L’articolo più interessante apparso oggi sui giornali l’ha scritto Pietro Saccò su Avvenire (Il flop del Giappone lezione per l’Europa che non fa figli). «Immaginiamo che la Germania smetta di fare la Germania. Che nella zona euro, cioè, i “falchi del rigore” si arrendano e accettino di somministrare all’Unione monetaria le cure anticrisi che in questi anni hanno sempre osteggiato». Immaginiamo, scrive Saccò, che come d’incanto, si faccia spesa pubblica, si sfori il limite del 3 per cento, la Bce stampi moneta. Potrebbe funzionare? Forse sì, ma l’esempio del Giappone dovrebbe convincerci ad un supplemento di riflessione.
ABECONOMICS. Il Giappone, infatti, «spende soldi pubblici, stampa yen e prova anche a fare le riforme, ma alla fine è sempre più in crisi. Se in Europa Mario Draghi si è limitato a promettere che la Banca centrale europea è pronta a «qualsiasi cosa serva» per salvare l’euro, in Giappone il primo ministro Shinzo Abe e il governatore della Banca centrale Haruhiko Kuroda hanno già fatto di tutto per riportare la crescita in un’economia che ha messo in pausa il Pil ormai venticinque anni fa, quando lo scoppio della baburu keiki, la bolla speculativa nipponica, ha annientato la propensione all’investimento delle imprese e la voglia di consumi delle famiglie».
E IL RISULTATO? Eppure Abe le ha provate tutte: ha aumentato la spesa pubblica riversando una «montagna di soldi» per far ripartire il paese dopo lo tsunami del 2011. Ha dato le chiavi della politica in monetaria in mano a Kuroda con «l’obiettivo alzare l’inflazione al 2%» e «raddoppiare la base monetaria – la quantità di denaro in circolazione e nei depositi delle banche – in meno di due anni». La Banca del Giappone «stampa yen a ritmi forsennati per comprare, ogni anno, 50 mila miliardi di yen di titoli di Stato nipponici». Ha promesso liberalizzazioni in tutti i campi, non riuscendo, però, a mantenere fede alle sue promesse.

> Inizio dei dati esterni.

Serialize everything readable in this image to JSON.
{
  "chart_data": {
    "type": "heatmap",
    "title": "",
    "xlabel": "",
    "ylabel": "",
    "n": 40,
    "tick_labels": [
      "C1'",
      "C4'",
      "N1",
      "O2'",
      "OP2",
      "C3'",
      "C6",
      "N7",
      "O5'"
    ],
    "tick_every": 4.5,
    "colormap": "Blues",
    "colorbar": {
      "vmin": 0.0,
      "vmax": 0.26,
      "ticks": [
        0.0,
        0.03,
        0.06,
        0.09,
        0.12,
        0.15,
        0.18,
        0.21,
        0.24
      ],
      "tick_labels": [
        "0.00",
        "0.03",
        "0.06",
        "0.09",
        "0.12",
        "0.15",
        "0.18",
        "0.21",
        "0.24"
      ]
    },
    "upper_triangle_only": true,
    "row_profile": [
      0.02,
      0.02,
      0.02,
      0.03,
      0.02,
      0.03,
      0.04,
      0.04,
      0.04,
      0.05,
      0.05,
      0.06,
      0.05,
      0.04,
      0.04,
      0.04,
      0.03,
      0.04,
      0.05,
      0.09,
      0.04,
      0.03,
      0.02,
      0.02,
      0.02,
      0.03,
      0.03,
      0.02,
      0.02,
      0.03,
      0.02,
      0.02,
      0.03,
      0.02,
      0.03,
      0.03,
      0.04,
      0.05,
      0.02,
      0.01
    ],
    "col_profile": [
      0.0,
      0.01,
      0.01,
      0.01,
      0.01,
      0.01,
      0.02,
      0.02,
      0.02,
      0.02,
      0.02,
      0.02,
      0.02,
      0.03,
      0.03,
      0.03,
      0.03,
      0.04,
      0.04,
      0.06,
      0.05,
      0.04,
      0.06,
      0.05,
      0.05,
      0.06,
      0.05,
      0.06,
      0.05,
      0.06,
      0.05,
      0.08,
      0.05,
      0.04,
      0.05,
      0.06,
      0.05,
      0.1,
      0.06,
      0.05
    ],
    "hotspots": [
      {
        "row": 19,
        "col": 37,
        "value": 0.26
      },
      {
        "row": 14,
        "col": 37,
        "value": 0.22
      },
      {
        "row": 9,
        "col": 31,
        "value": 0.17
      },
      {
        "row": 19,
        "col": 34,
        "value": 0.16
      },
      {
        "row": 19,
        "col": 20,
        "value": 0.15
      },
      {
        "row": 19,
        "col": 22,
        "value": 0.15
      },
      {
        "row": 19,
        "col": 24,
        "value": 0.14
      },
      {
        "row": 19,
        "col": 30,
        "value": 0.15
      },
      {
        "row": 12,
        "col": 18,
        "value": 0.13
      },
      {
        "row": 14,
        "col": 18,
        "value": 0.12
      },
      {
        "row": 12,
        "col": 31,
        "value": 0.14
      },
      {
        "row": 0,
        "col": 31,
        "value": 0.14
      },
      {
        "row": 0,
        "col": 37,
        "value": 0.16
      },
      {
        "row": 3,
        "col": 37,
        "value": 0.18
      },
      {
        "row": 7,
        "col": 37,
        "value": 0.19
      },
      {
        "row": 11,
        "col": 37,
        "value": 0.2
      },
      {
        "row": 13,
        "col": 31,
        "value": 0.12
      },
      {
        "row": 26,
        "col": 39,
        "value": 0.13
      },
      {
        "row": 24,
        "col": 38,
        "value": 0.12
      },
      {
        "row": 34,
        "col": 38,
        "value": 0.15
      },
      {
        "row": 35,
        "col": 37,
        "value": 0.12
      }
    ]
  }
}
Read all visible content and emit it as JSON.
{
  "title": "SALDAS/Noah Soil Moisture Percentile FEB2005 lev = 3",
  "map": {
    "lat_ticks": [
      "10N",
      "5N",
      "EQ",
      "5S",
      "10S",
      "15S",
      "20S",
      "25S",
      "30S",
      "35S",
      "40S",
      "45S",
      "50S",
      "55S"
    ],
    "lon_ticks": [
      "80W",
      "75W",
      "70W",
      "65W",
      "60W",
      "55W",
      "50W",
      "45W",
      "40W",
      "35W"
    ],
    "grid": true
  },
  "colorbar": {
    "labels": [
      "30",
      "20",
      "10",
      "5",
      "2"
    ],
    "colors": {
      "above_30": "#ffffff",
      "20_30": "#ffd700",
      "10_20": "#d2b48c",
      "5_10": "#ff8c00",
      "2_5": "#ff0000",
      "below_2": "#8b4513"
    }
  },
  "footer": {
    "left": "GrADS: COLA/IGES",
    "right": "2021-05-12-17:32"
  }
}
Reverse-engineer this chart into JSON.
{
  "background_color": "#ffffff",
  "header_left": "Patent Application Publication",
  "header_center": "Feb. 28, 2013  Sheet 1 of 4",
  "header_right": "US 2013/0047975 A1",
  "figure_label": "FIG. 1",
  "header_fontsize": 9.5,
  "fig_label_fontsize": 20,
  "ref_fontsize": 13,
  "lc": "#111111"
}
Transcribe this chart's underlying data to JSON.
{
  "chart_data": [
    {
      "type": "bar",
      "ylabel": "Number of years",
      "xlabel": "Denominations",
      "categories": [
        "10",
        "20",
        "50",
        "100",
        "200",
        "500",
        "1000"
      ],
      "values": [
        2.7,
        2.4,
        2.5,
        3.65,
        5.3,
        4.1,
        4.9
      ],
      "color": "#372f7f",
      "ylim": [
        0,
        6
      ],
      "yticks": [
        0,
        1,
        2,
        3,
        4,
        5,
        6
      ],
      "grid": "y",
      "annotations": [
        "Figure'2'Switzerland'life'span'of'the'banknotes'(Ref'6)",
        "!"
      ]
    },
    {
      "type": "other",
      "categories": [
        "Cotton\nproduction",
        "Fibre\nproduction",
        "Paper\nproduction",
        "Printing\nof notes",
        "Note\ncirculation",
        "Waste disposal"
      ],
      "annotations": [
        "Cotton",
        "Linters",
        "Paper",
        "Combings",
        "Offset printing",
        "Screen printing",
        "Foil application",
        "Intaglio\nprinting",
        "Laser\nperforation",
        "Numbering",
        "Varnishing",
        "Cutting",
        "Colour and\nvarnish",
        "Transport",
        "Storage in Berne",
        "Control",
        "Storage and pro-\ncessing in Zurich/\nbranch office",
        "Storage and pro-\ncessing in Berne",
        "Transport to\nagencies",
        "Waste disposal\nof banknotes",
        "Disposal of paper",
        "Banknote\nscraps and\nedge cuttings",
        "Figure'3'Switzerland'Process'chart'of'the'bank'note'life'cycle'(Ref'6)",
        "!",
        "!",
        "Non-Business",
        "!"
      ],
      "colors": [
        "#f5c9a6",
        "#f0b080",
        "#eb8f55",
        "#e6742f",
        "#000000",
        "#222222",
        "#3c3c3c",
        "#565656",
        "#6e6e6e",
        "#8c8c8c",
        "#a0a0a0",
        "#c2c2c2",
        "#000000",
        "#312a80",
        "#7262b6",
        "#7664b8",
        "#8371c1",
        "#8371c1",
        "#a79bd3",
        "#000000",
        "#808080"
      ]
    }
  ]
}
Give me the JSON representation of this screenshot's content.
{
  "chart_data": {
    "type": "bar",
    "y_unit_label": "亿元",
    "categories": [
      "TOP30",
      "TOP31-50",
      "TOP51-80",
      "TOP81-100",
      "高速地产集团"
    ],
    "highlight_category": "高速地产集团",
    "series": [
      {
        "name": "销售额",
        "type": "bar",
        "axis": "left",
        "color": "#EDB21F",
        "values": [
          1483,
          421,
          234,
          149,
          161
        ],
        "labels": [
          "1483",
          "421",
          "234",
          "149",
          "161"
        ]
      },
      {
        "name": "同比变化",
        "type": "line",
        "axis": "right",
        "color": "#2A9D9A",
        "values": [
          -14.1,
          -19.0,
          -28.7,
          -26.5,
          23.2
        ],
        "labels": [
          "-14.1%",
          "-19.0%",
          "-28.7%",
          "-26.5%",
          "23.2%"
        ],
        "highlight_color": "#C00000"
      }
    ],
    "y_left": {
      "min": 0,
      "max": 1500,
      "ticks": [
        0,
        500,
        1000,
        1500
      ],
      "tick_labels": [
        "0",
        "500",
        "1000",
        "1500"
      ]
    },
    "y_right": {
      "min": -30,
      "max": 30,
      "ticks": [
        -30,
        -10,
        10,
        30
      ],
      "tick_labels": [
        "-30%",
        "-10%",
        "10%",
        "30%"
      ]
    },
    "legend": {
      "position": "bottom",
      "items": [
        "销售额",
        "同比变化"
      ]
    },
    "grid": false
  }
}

Risultato? «Il Giappone è appena tornato in recessione». Il Pil non cresce, mentre il debito pubblico è arrivato al «227% del Pil».
PERCHE’ NON SPENDONO? Ma allora, cos’è che non funziona? Perché i giapponesi non sono tornati a spendere? Perché la “domanda interna” non riparte? Saccò la spiega così: «Càpita, nei paesi che invecchiano, e infatti il Giappone è tra i paesi più vecchi del pianeta. Ha una popolazione con un’età mediana di 44,6 anni, seconda per anzianità mondiale solo al principato di Monaco, e un tasso di natalità di 8,07 bambini ogni mille persone (qui lo superano solo Monaco e la sperduta Saint Pierre e Miquelon). Solo nel 2013 il paese ha perso 244mila abitanti. Il piano di Abe, ha scritto William White, ex consigliere della Banca dei Regolamenti Internazionali, sul Financial Times non è coraggioso, ma pazzo. E questo, prima di tutto, perché “la recente bassa crescita del Giappone è largamente guidata da fattori demografici”».
I PIU’ ANZIANI. Anche se si gettassero soldi dagli elicotteri, scrive il giornalista di Avvenire citando Milton Friedman, le banconote cadrebbero sulle teste e nelle mani di un popolo di anziani. «L’economia di un paese senza figli e senza giovani non può che trascinarsi stanca verso la quiete della pensione. È questa la brutta lezione che Tokyo sta dando al mondo, e ci converrà studiarla bene mentre in Europa aspettiamo più o meno fiduciosi i miliardi del piano di Juncker e gli acquisti di titoli di Stato promessi da Draghi. Nella classifica dei paesi più anziani del mondo per età mediana, dietro Principato di Monaco e Giappone c’è la Germania, cuore economico della zona euro. Al quarto posto c’è la vecchia Italia».